Does this mean you should buy CDs for your retirement? Experts say the answer is something of a draw:
CDs typically earn higher annual percentage yields than traditional savings accounts, plus they often don't charge monthly fees and are usually insured by the Federal Deposit Insurance Corp. (assuming you get a CD from an FDIC-insured bank). All of that means that your deposit can grow quickly when compared to some basic savings accounts -- and rates are on the rise. "They've been increasing slowly over the past year," TheStreet's Bob Powell said.
The longer the term length, the higher the interest rate you typically earn. For example, the Synchrony Financial (SYF) - Get Report three-month CD pays just a 0.75% annual percentage yield, but the bank's five-year CD pays 2.5% (more than three times as much).
According to consumer-rate site NerdWallet, the highest-yielding CDs are currently from the following:
- Barclays Plc (BCS) - Get Report and Capital One Financial Corp. (COF) - Get Report . Both have no minimum required deposit and pay a 2.05% APY for a one-year CD and a 2.65% rate for a five-year CD.

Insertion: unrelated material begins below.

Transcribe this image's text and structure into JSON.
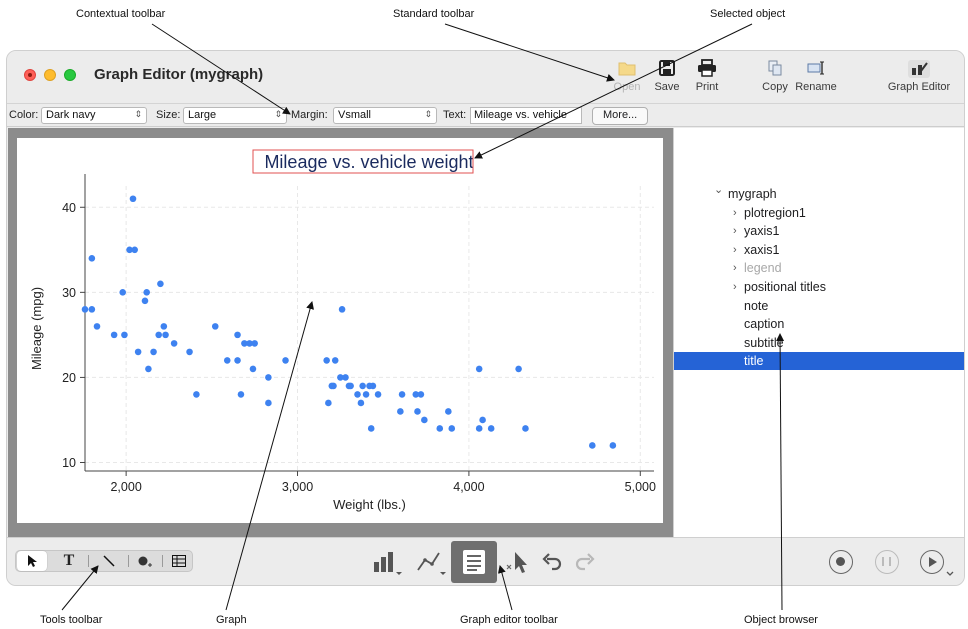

- Action Alerts Plus holding Goldman Sachs Group Inc. (GS) - Get Report comes in a close second with a 2.6% APY on a five-year CD and 2.05% APY for the one-year version.

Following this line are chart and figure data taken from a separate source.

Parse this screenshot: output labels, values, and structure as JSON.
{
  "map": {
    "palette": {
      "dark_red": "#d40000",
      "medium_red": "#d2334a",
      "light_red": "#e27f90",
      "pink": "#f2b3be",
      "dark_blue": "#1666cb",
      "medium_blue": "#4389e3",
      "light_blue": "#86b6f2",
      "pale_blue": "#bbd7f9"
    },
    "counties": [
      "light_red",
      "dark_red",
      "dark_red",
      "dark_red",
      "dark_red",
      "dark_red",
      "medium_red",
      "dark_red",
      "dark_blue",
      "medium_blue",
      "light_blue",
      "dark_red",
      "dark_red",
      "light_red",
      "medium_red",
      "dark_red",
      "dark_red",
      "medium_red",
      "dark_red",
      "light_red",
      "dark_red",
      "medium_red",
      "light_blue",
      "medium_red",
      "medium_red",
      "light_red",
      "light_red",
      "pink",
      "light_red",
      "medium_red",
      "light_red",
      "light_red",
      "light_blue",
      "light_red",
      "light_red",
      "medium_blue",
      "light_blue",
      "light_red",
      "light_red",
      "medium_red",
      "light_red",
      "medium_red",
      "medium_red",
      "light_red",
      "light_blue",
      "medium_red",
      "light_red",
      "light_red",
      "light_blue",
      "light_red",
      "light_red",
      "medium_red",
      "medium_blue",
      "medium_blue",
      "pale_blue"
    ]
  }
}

But because rate increases in CDs often lag rate increases from the Fed by a considerable amount of time, it's best to invest in short-term CDs when rates are rising and long-term CDs when rates are falling, Powell said. If the Fed just raised interest rates, it wouldn't be particularly wise to invest in a long-term CD, as you would miss out on the rate increase that would likely follow the Fed hike.
With a CD, you can't touch your money without paying a fee until the previously agreed upon maturity, typically between three months and five years. That means it's not the kind of rainy-day fund that your savings account might be.
And even at their highest historic interest rates, CDs typically don't outpace inflation by all that much. If you invest in a one-year CD with a 2.1% interest rate when inflation is running at 2.1% that year, your real return will be zero. Powell said that even when CD interest rates were sky-high -- rising to as much as 12% during President Jimmy Carter's 1977-81 administration -- they still didn't outpace U.S. inflation.
It's also worth considering the pace at which CD interest rates rise. While the rates have been rising over the past year, they remain well behind the pace of the Fed's actions. Fed Chairman Jerome Powell admitted as much in congressional testimony last month, saying: "Retail deposits, as you know, are sticky on the way up. They generally come up with a lag."
That lag has done more to cushion bank profits than it has to benefit those saving for retirement. According to the FDIC, net interest margins, or the difference between investment returns and interest expenses relative to the average amount of interest-earnings assets, reached a five-year high during 2017's fourth quarter. More than 70% of banks also reported higher net interest margins for the quarter than they did for a year earlier.
TheStreet's Bob Powell said that CDs can be a good place for investors to "keep their powder dry," but recommends Series I U.S. savings bonds for those hoping to keep a better lead on inflation. Series I bonds are U.S. government savings bonds that earn interest based on a combination of both a fixed rate and the inflation rate.
"They're a great way to earn current income but keep pace with inflation," Powell said.